0:56 – If you look closely, you can see the see saw from Episode 7 every three seconds!
1:07 – I say this a lot because I didn’t know the word for “agree”. “I believe that also”. I say that all the time. Until now! I learned how to say “I agree” on Tuesday. Stay tuned next week when I try my best to slip it in to the conversation.
1:24 – My word order here was almost certainly askew. I’m working without my subtitle consultant this week, so hopefully I can get back to you post-post with what exactly went wrong…
1:32 – I never pluralize month correctly! It should be “Monaten”, not “Monat”.
1:41 – Here I said “kennen” when I should have said “können”. One means “to know” and one means “to be able to”.
1:45 – I had just learned the word two minutes previously. My short term memory doesn’t do well with spinning.
1:57 – Oh no! I didn’t notice this until now! Those “——” don’t meant that Joe was being censored. I just didn’t know what he said! I meant to fix this! What have I done???

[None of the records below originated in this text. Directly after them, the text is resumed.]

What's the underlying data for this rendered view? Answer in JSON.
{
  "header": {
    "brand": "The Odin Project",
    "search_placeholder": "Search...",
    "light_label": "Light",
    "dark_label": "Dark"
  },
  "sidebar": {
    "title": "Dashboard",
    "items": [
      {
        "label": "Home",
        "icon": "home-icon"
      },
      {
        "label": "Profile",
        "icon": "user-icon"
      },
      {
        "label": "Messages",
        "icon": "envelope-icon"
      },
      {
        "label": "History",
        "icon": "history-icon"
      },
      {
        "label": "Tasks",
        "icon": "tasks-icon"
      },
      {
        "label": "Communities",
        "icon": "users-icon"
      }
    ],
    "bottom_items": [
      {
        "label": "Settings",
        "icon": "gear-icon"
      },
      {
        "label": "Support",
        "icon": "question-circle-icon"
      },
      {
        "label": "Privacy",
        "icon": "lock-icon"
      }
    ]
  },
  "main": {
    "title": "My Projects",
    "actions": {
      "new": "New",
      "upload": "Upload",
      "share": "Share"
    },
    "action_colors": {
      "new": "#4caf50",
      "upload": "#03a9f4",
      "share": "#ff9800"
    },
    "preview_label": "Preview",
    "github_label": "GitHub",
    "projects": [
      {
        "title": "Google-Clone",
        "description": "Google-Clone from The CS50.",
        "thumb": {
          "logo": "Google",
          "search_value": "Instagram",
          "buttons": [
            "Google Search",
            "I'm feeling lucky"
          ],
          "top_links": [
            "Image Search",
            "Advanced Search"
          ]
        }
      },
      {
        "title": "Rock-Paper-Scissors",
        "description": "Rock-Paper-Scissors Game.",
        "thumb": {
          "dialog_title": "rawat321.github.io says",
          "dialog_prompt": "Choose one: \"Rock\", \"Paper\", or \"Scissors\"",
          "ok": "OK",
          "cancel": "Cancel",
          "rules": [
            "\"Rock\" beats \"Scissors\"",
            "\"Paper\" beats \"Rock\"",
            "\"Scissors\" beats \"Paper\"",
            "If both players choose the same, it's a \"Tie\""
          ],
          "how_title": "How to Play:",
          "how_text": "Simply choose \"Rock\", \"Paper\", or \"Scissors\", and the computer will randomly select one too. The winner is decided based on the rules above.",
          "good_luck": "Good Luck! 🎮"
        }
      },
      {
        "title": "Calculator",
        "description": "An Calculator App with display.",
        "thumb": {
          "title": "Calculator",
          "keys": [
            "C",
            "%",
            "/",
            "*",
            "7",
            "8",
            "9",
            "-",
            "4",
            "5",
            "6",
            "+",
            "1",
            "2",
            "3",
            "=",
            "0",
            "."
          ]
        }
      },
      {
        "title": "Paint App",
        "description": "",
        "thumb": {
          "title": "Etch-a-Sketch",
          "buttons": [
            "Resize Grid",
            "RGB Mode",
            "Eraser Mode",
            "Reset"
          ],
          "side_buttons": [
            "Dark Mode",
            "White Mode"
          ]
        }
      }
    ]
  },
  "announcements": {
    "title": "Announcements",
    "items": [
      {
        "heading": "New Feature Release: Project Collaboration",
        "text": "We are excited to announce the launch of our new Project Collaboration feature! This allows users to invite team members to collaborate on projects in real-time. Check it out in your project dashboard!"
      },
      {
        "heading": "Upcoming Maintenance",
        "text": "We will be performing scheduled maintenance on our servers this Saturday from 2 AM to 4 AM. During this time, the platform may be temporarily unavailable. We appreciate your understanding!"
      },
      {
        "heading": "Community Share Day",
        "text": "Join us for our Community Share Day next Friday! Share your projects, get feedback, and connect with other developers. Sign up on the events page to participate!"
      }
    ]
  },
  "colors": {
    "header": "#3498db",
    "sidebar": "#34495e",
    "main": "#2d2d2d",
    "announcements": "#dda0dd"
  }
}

2:03 – Geoff makes a good point. Focusing hard on speaking German makes you feel less dizzy, and focusing hard on not being dizzy makes you speak better German. It’s bizarre.
2:07 – Andy Duane, everybody.
2:25 – I’m not sure what Joe says here…
2:34 – See 1:45
3:09 – Geoff, I find how composed you appear to be after riding that thing unsettling.
3:13 – I think what I actually said here was “Thank you very much for looking Lernen to Talk Show, week no”. I said “Woche nein”. “Nein” sounds almost like “neun”, which is what I meant to say.
3:17 – I said “y” here instead of “und”… that’s Spanish. Funny, the same thing happened last time I was in that park with “bueno”.
I’m dizzy from just watching that… Tchuess, Radolfzell!
Dear Mickey,
This is art if I have ever seen it.
xox,
Julia
So much giggling!
They had those things in parks in Italy too, and we had so much fun on them! I miss those!
I’ve totally seen a carousel like that in the US before! Those rock! I’m impressed by your ability to speak German while dizzy. 🙂
Regarding using ueber and fuehlen together, I’m not sure I’d use fuehlen at all, but maybe another verb like finden, e.g. “wie hast du die letzte acht Wochen gefunden?” I guess it’s a slightly different meaning, though.